Bridge-side scheduling means zero model tokens burned on empty checks and
no bearer tokens embedded in cron prompts.

## 5. Telegram

- **The bot is owned by OpenClaw's native channel** (long-polling). The
  bridge's `TelegramChannel`, `telegram-webhook.ts` and `chat-mirror.ts`
  are legacy: Telegram forbids webhook + getUpdates on one token, so the
  webhook design could never receive a message.
- **The dashboard mirror reads the native session transcript** —
  `routes/chat-telegram.ts` resolves the `telegram:` session from
  `sessions.json` and serves the JSONL with cursor pagination and mtime
  caching. It filters to what Telegram actually saw: assistant messages
  carrying toolCall blocks (working narration) are skipped, thinking blocks
  ignored, injected metadata/system boilerplate stripped from user messages.

## 6. Audit Trail

`GET /tiger/activity/audit` merges, at read time, every durable action
store: `executions` (spawns), `tasks` (lifecycle), `outputs` (artifacts),
and OpenClaw's cron run JSONL. Cursor-paginated (`before=<ISO>`), type
filters. The dashboard `/activity` page adds recent file-modification
events on the first page. Read-time merging means history is complete
retroactively and no action can happen without its audit row.
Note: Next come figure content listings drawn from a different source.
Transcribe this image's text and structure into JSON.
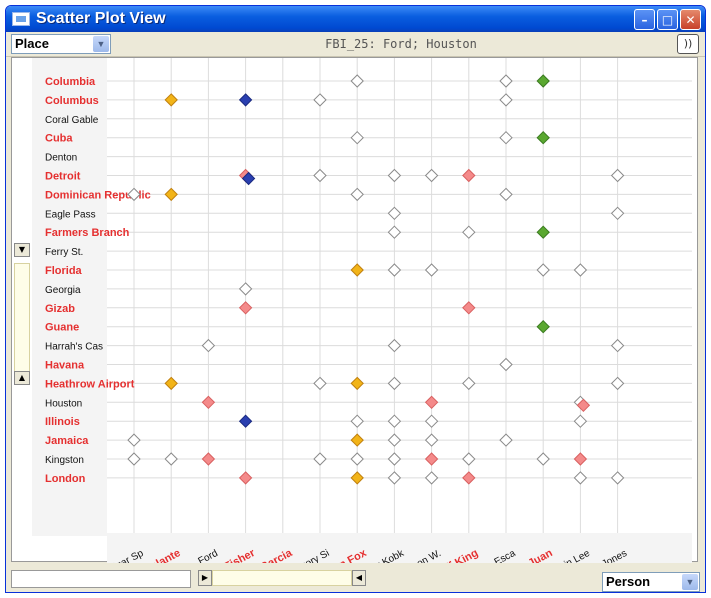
{
  "window": {
    "title": "Scatter Plot View",
    "controls": {
      "minimize": "–",
      "maximize": "□",
      "close": "✕"
    }
  },
  "toolbar": {
    "y_attribute": "Place",
    "status": "FBI_25: Ford; Houston",
    "sound_icon": "))"
  },
  "footer": {
    "x_attribute": "Person",
    "scroll_left": "◀",
    "scroll_right": "◀"
  },
  "colors": {
    "highlight_text": "#e53030",
    "normal_text": "#111111",
    "marker_outline": "#8a8a8a",
    "marker_pink": "#f48a8a",
    "marker_yellow": "#f2b418",
    "marker_green": "#5aa830",
    "marker_blue": "#2a3fb0",
    "grid": "#dcdcdc"
  },
  "chart_data": {
    "type": "scatter",
    "y_categories": [
      {
        "label": "Columbia",
        "highlight": true
      },
      {
        "label": "Columbus",
        "highlight": true
      },
      {
        "label": "Coral Gable",
        "highlight": false
      },
      {
        "label": "Cuba",
        "highlight": true
      },
      {
        "label": "Denton",
        "highlight": false
      },
      {
        "label": "Detroit",
        "highlight": true
      },
      {
        "label": "Dominican Republic",
        "highlight": true
      },
      {
        "label": "Eagle Pass",
        "highlight": false
      },
      {
        "label": "Farmers Branch",
        "highlight": true
      },
      {
        "label": "Ferry St.",
        "highlight": false
      },
      {
        "label": "Florida",
        "highlight": true
      },
      {
        "label": "Georgia",
        "highlight": false
      },
      {
        "label": "Gizab",
        "highlight": true
      },
      {
        "label": "Guane",
        "highlight": true
      },
      {
        "label": "Harrah's Cas",
        "highlight": false
      },
      {
        "label": "Havana",
        "highlight": true
      },
      {
        "label": "Heathrow Airport",
        "highlight": true
      },
      {
        "label": "Houston",
        "highlight": false
      },
      {
        "label": "Illinois",
        "highlight": true
      },
      {
        "label": "Jamaica",
        "highlight": true
      },
      {
        "label": "Kingston",
        "highlight": false
      },
      {
        "label": "London",
        "highlight": true
      }
    ],
    "x_categories": [
      {
        "label": "Edgar Sp",
        "highlight": false
      },
      {
        "label": "Escalante",
        "highlight": true
      },
      {
        "label": "Ford",
        "highlight": false
      },
      {
        "label": "Fred Fisher",
        "highlight": true
      },
      {
        "label": "George Garcia",
        "highlight": true
      },
      {
        "label": "Gregory Si",
        "highlight": false
      },
      {
        "label": "Herman Fox",
        "highlight": true
      },
      {
        "label": "Igor Kobk",
        "highlight": false
      },
      {
        "label": "Jason W.",
        "highlight": false
      },
      {
        "label": "Jeff King",
        "highlight": true
      },
      {
        "label": "Jose Esca",
        "highlight": false
      },
      {
        "label": "Juan",
        "highlight": true
      },
      {
        "label": "Kevin Lee",
        "highlight": false
      },
      {
        "label": "M. Jones",
        "highlight": false
      }
    ],
    "points": [
      {
        "x": "Escalante",
        "y": "Columbus",
        "kind": "yellow"
      },
      {
        "x": "Fred Fisher",
        "y": "Columbus",
        "kind": "blue"
      },
      {
        "x": "Gregory Si",
        "y": "Columbus",
        "kind": "plain"
      },
      {
        "x": "Herman Fox",
        "y": "Columbia",
        "kind": "plain"
      },
      {
        "x": "Herman Fox",
        "y": "Cuba",
        "kind": "plain"
      },
      {
        "x": "Jose Esca",
        "y": "Columbia",
        "kind": "plain"
      },
      {
        "x": "Jose Esca",
        "y": "Columbus",
        "kind": "plain"
      },
      {
        "x": "Jose Esca",
        "y": "Cuba",
        "kind": "plain"
      },
      {
        "x": "Juan",
        "y": "Columbia",
        "kind": "green"
      },
      {
        "x": "Juan",
        "y": "Cuba",
        "kind": "green"
      },
      {
        "x": "Edgar Sp",
        "y": "Dominican Republic",
        "kind": "plain"
      },
      {
        "x": "Escalante",
        "y": "Dominican Republic",
        "kind": "yellow"
      },
      {
        "x": "Fred Fisher",
        "y": "Detroit",
        "kind": "pink"
      },
      {
        "x": "Fred Fisher",
        "y": "Detroit",
        "kind": "blue"
      },
      {
        "x": "Gregory Si",
        "y": "Detroit",
        "kind": "plain"
      },
      {
        "x": "Herman Fox",
        "y": "Dominican Republic",
        "kind": "plain"
      },
      {
        "x": "Igor Kobk",
        "y": "Detroit",
        "kind": "plain"
      },
      {
        "x": "Jason W.",
        "y": "Detroit",
        "kind": "plain"
      },
      {
        "x": "Jeff King",
        "y": "Detroit",
        "kind": "pink"
      },
      {
        "x": "Jose Esca",
        "y": "Dominican Republic",
        "kind": "plain"
      },
      {
        "x": "M. Jones",
        "y": "Detroit",
        "kind": "plain"
      },
      {
        "x": "Igor Kobk",
        "y": "Eagle Pass",
        "kind": "plain"
      },
      {
        "x": "M. Jones",
        "y": "Eagle Pass",
        "kind": "plain"
      },
      {
        "x": "Igor Kobk",
        "y": "Farmers Branch",
        "kind": "plain"
      },
      {
        "x": "Jeff King",
        "y": "Farmers Branch",
        "kind": "plain"
      },
      {
        "x": "Juan",
        "y": "Farmers Branch",
        "kind": "green"
      },
      {
        "x": "Herman Fox",
        "y": "Florida",
        "kind": "yellow"
      },
      {
        "x": "Igor Kobk",
        "y": "Florida",
        "kind": "plain"
      },
      {
        "x": "Jason W.",
        "y": "Florida",
        "kind": "plain"
      },
      {
        "x": "Juan",
        "y": "Florida",
        "kind": "plain"
      },
      {
        "x": "Kevin Lee",
        "y": "Florida",
        "kind": "plain"
      },
      {
        "x": "Fred Fisher",
        "y": "Georgia",
        "kind": "plain"
      },
      {
        "x": "Fred Fisher",
        "y": "Gizab",
        "kind": "pink"
      },
      {
        "x": "Jeff King",
        "y": "Gizab",
        "kind": "pink"
      },
      {
        "x": "Juan",
        "y": "Guane",
        "kind": "green"
      },
      {
        "x": "Ford",
        "y": "Harrah's Cas",
        "kind": "plain"
      },
      {
        "x": "Igor Kobk",
        "y": "Harrah's Cas",
        "kind": "plain"
      },
      {
        "x": "M. Jones",
        "y": "Harrah's Cas",
        "kind": "plain"
      },
      {
        "x": "Escalante",
        "y": "Heathrow Airport",
        "kind": "yellow"
      },
      {
        "x": "Gregory Si",
        "y": "Heathrow Airport",
        "kind": "plain"
      },
      {
        "x": "Herman Fox",
        "y": "Heathrow Airport",
        "kind": "yellow"
      },
      {
        "x": "Igor Kobk",
        "y": "Heathrow Airport",
        "kind": "plain"
      },
      {
        "x": "Jeff King",
        "y": "Heathrow Airport",
        "kind": "plain"
      },
      {
        "x": "Jose Esca",
        "y": "Havana",
        "kind": "plain"
      },
      {
        "x": "M. Jones",
        "y": "Heathrow Airport",
        "kind": "plain"
      },
      {
        "x": "Ford",
        "y": "Houston",
        "kind": "pink"
      },
      {
        "x": "Jason W.",
        "y": "Houston",
        "kind": "pink"
      },
      {
        "x": "Kevin Lee",
        "y": "Houston",
        "kind": "plain"
      },
      {
        "x": "Kevin Lee",
        "y": "Houston",
        "kind": "pink"
      },
      {
        "x": "Fred Fisher",
        "y": "Illinois",
        "kind": "blue"
      },
      {
        "x": "Herman Fox",
        "y": "Illinois",
        "kind": "plain"
      },
      {
        "x": "Igor Kobk",
        "y": "Illinois",
        "kind": "plain"
      },
      {
        "x": "Jason W.",
        "y": "Illinois",
        "kind": "plain"
      },
      {
        "x": "Kevin Lee",
        "y": "Illinois",
        "kind": "plain"
      },
      {
        "x": "Edgar Sp",
        "y": "Jamaica",
        "kind": "plain"
      },
      {
        "x": "Herman Fox",
        "y": "Jamaica",
        "kind": "yellow"
      },
      {
        "x": "Igor Kobk",
        "y": "Jamaica",
        "kind": "plain"
      },
      {
        "x": "Jason W.",
        "y": "Jamaica",
        "kind": "plain"
      },
      {
        "x": "Jose Esca",
        "y": "Jamaica",
        "kind": "plain"
      },
      {
        "x": "Edgar Sp",
        "y": "Kingston",
        "kind": "plain"
      },
      {
        "x": "Escalante",
        "y": "Kingston",
        "kind": "plain"
      },
      {
        "x": "Ford",
        "y": "Kingston",
        "kind": "pink"
      },
      {
        "x": "Gregory Si",
        "y": "Kingston",
        "kind": "plain"
      },
      {
        "x": "Herman Fox",
        "y": "Kingston",
        "kind": "plain"
      },
      {
        "x": "Igor Kobk",
        "y": "Kingston",
        "kind": "plain"
      },
      {
        "x": "Jason W.",
        "y": "Kingston",
        "kind": "pink"
      },
      {
        "x": "Jeff King",
        "y": "Kingston",
        "kind": "plain"
      },
      {
        "x": "Juan",
        "y": "Kingston",
        "kind": "plain"
      },
      {
        "x": "Kevin Lee",
        "y": "Kingston",
        "kind": "pink"
      },
      {
        "x": "Fred Fisher",
        "y": "London",
        "kind": "pink"
      },
      {
        "x": "Herman Fox",
        "y": "London",
        "kind": "yellow"
      },
      {
        "x": "Igor Kobk",
        "y": "London",
        "kind": "plain"
      },
      {
        "x": "Jason W.",
        "y": "London",
        "kind": "plain"
      },
      {
        "x": "Jeff King",
        "y": "London",
        "kind": "pink"
      },
      {
        "x": "Kevin Lee",
        "y": "London",
        "kind": "plain"
      },
      {
        "x": "M. Jones",
        "y": "London",
        "kind": "plain"
      }
    ]
  }
}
## 7. Crons (OpenClaw, tz Asia/Kolkata)

| Job | Schedule | Timeout |
|---|---|---|
| Trade Baseline Reset | 9:15 daily | 60s |
| Trade P&L Monitor | every 2 min | 60s |
| Hourly Trade Summary + News | hourly | 90s |
| Hourly Task Check-in | 0 9-21 | 300s |
| EOD Trade Summary | 16:00 Mon–Fri | 300s |
| Weekly Digest | Mon 9:00 | 300s |

Timeout budget rationale: agent turns on this RAM-starved host can take
minutes; 300s is the ceiling that made chronically-failing jobs pass.

## 8. Security Posture

- Bridge: Bearer auth on all routes; token in `bridge/.env` +
  `dashboard/.env.local` + embedded in cron payloads (rotate all four
  together — `jobs.json` has it twice). Rotated 2026-06-10 after the old
  token leaked via a hardcode in `agents-activity.ts` to the public GitHub
  mirror. NEVER hardcode tokens in source: this repo mirrors publicly.
- Git: Forgejo (origin, SSH port 2222, key `id_ed25519_forgejo`) + GitHub
  mirror. Push both.
- position-tracker binds 127.0.0.1:3457; public access via Traefik at
  angel.manohargupta.com.
- Known weak spots: litellm-db password, `/opt/dashboard` fossil with a
  stale token, dual Telegram pollers (bridge poller should be disabled).

## 9. Known Constraints

- **RAM**: ~13GB workload on 8GB physical; 6+GB swap in steady state. This
  is the root cause of historical cron timeouts and the reason spawn
  concurrency is 1. Decision pending: evict homelab services vs upgrade.
- OpenClaw v2026.3.12 predates MiniMax-M3, hence the explicit
  `litellm/minimax-3` provider-prefixed model id.